The following is an example of calling the /transcribe
API method using the cURL command-line utility:
curl -F token=0123456789abcde0123456789abcde01
\ -F "file=@/path/to/audio_and_meta.zip
;type=application/zip" \ -X POST https://hostname
/transcribe/org_shortname
/folder_name
The cURL utility is freely available for operating systems including Linux, Windows, and macOS.
Note
Items shown as replaceable
in the sample cURL command are example settings only and must be replaced with real values that are appropriate for your environment.

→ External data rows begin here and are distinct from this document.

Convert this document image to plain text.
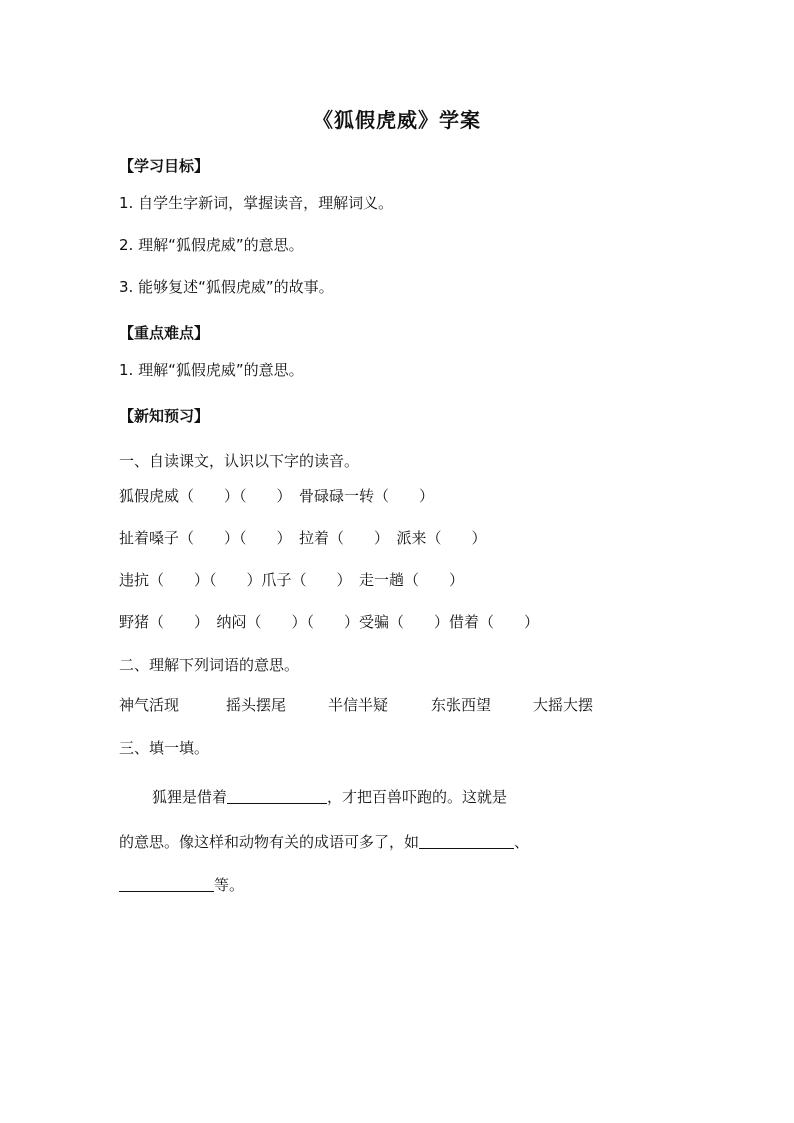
《狐假虎威》学案
【学习目标】
1. 自学生字新词，掌握读音，理解词义。
2. 理解“狐假虎威”的意思。
3. 能够复述“狐假虎威”的故事。
【重点难点】
1. 理解“狐假虎威”的意思。
【新知预习】
一、自读课文，认识以下字的读音。
狐假虎威（　　）（　　）　骨碌碌一转（　　）
扯着嗓子（　　）（　　）　拉着（　　）　派来（　　）
违抗（　　）（　　）爪子（　　）　走一趟（　　）
野猪（　　）　纳闷（　　）（　　）受骗（　　）借着（　　）
二、理解下列词语的意思。
神气活现	摇头摆尾	半信半疑	东张西望	大摇大摆
三、填一填。
狐狸是借着	，才把百兽吓跑的。这就是
的意思。像这样和动物有关的成语可多了，如	、
等。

In the example command, note that org_shortname
refers to the Short Name assigned to the target Organization, which can be found on the V‑Spark Settings page in the Organization section of V‑Spark. The folder
refers to the folder for the organization into which you want to upload the audio that is contained in the zip file that you are uploading.
![]() |
The cURL command exits after transmission of the zip file to the V‑Spark instance has completed.
Next steps
The POST returns a universally unique identifier (UUID) that identifies the transcription request. All transcripts produced as a result of the request will include a requestid
field with its value set to this UUID. The requestid
enables you to correlate individual transcripts with specific transcription requests.
Once the audio has been transcribed, the transcripts (along with optional metadata) are loaded into V‑Spark. Transcripts from any given request can be retrieved using the aforementioned UUID with the /request endpoint, or by using a callback server. Please refer to the V‑Spark Review and Analysis Guide for details regarding browsing, searching, and analyzing the calls and metadata within V‑Spark.